Sende deine Unterlagen –  maximal eine Seite Motivationsschreiben und maximal zwei Seiten Lebenslauf (beides in einem einzigen PDF-Dokument) – an erik.marquardt@europarl.europa.eu.
Gehaltsvorstellungen können gerne mit angegeben werden.
Bitte als E-Mail-Betreff „Bewerbung Social-Media“ angeben.


Bewerbungsschluss ist der Sonntag, 26. November.

Bewerbungen von Frauen*, Personen mit Migrationshintergrund und Menschen mit Behinderung sind ausdrücklich erwünscht.

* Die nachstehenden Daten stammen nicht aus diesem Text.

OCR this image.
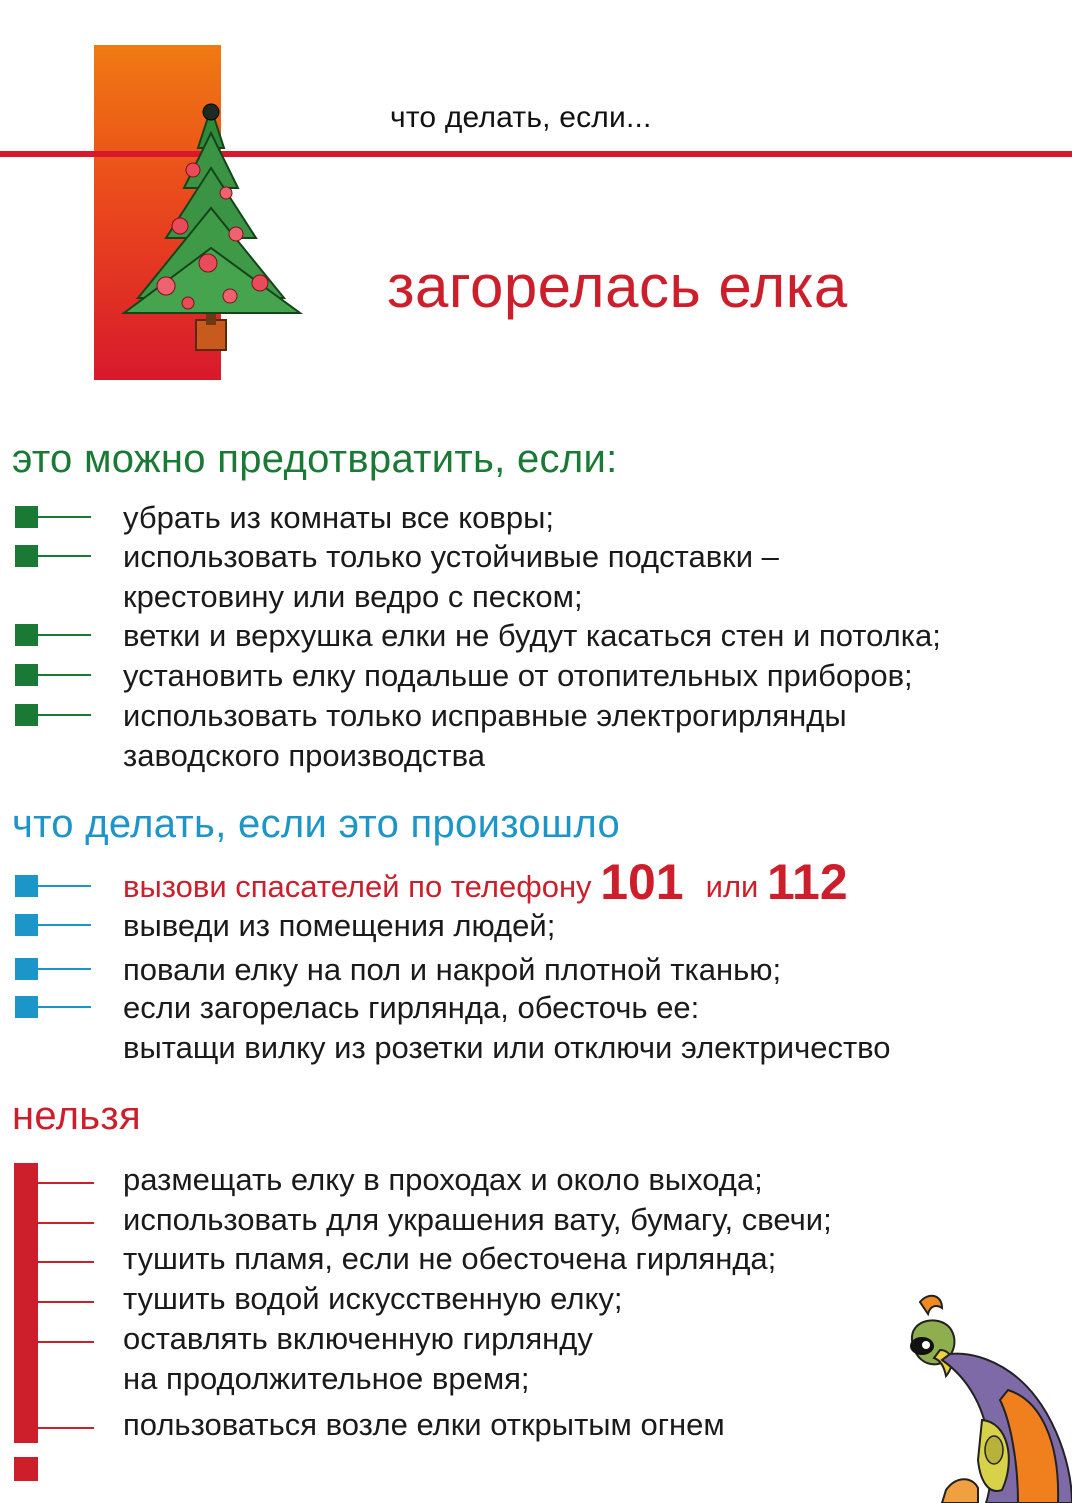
что делать, если...
загорелась елка
это можно предотвратить, если:
убрать из комнаты все ковры;
использовать только устойчивые подставки –
крестовину или ведро с песком;
ветки и верхушка елки не будут касаться стен и потолка;
установить елку подальше от отопительных приборов;
использовать только исправные электрогирлянды
заводского производства
что делать, если это произошло
вызови спасателей по телефону 101 или 112
выведи из помещения людей;
повали елку на пол и накрой плотной тканью;
если загорелась гирлянда, обесточь ее:
вытащи вилку из розетки или отключи электричество
нельзя
размещать елку в проходах и около выхода;
использовать для украшения вату, бумагу, свечи;
тушить пламя, если не обесточена гирлянда;
тушить водой искусственную елку;
оставлять включенную гирлянду
на продолжительное время;
пользоваться возле елки открытым огнем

Ich freue mich auf deine Bewerbung!

Einführung digitaler Schengen-Visa

Das EU-Parlament hat das Gesetz zur Einführung digitaler Schengen Visa am 18. Oktober verabschiedet. Zuvor hatte bereits im Juli der Innenausschuss in einer Abstimmung die mit dem Rat erreichten Verhandlungsergebnisse zur Einführung digitaler Schengen-Visa bestätigt und somit angenommen. Meine Rede zur Debatte im Plenum des Europäischen Parlaments findet ihr hier.

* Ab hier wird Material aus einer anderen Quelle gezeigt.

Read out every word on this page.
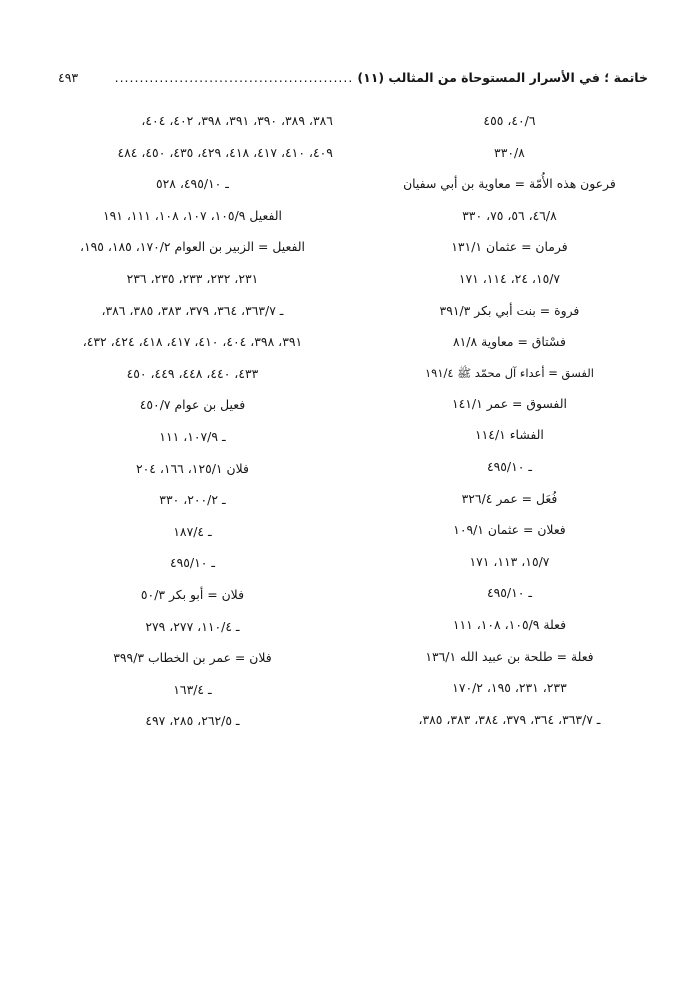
خاتمة ؛ في الأسرار المستوحاة من المثالب (١١)
................................................
٤٩٣
٤٠/٦، ٤٥٥
٣٣٠/٨
فرعون هذه الأُمّة = معاوية بن أبي سفيان
٤٦/٨، ٥٦، ٧٥، ٣٣٠
فرمان = عثمان ١٣١/١
١٥/٧، ٢٤، ١١٤، ١٧١
فروة = بنت أبي بكر ٣٩١/٣
فسْتاق = معاوية ٨١/٨
الفسق = أعداء آل محمّد ﷺ ١٩١/٤
الفسوق = عمر ١٤١/١
الفشاء ١١٤/١
ـ ٤٩٥/١٠
فُعَل = عمر ٣٢٦/٤
فعلان = عثمان ١٠٩/١
١٥/٧، ١١٣، ١٧١
ـ ٤٩٥/١٠
فعلة ١٠٥/٩، ١٠٨، ١١١
فعلة = طلحة بن عبيد الله ١٣٦/١
٢٣٣، ٢٣١، ١٩٥، ١٧٠/٢
ـ ٣٦٣/٧، ٣٦٤، ٣٧٩، ٣٨٤، ٣٨٣، ٣٨٥،
٣٨٦، ٣٨٩، ٣٩٠، ٣٩١، ٣٩٨، ٤٠٢، ٤٠٤،
٤٠٩، ٤١٠، ٤١٧، ٤١٨، ٤٢٩، ٤٣٥، ٤٥٠، ٤٨٤
ـ ٤٩٥/١٠، ٥٢٨
الفعيل ١٠٥/٩، ١٠٧، ١٠٨، ١١١، ١٩١
الفعيل = الزبير بن العوام ١٧٠/٢، ١٨٥، ١٩٥،
٢٣١، ٢٣٢، ٢٣٣، ٢٣٥، ٢٣٦
ـ ٣٦٣/٧، ٣٦٤، ٣٧٩، ٣٨٣، ٣٨٥، ٣٨٦،
٣٩١، ٣٩٨، ٤٠٤، ٤١٠، ٤١٧، ٤١٨، ٤٢٤، ٤٣٢،
٤٣٣، ٤٤٠، ٤٤٨، ٤٤٩، ٤٥٠
فعيل بن عوام ٤٥٠/٧
ـ ١٠٧/٩، ١١١
فلان ١٢٥/١، ١٦٦، ٢٠٤
ـ ٢٠٠/٢، ٣٣٠
ـ ١٨٧/٤
ـ ٤٩٥/١٠
فلان = أبو بكر ٥٠/٣
ـ ١١٠/٤، ٢٧٧، ٢٧٩
فلان = عمر بن الخطاب ٣٩٩/٣
ـ ١٦٣/٤
ـ ٢٦٢/٥، ٢٨٥، ٤٩٧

Geplant ist, ähnlich zum ESTA-System der USA einen QR-Code einzuführen, der den herkömmlichen Sticker im Reisepass ersetzen soll. Es wird eine gemeinsame Antragsplattform der EU eingerichtet, um die Beantragung und Bearbeitung online zugänglich zu machen. Somit wird die Antragstellung für 104 Länder vereinfacht und ermöglicht so einer großen Anzahl von Menschen eine erleichterten Zugang zu einem Schengen Visa und eine Entlastung der Auslandsvertretungen. Ein wichtiger Schritt um den Schengenraum fit für die Zukunft zu machen.

Als Schattenberichterstatter meiner Fraktion habe ich mich vor allem dafür eingesetzt, dass auch Menschen mit geringen Digitalkenntnissen und Antragsteller:innen aus Region mit instabilen Internetverbindungen Zugang zum digitalen Visumantragsverfahren haben. Außerdem war es mir wichtig, dass die persönlichen Daten der Antragsteller:innen unter starkem Schutz stehen. Den beschlossenen Text könnt ihr hier finden.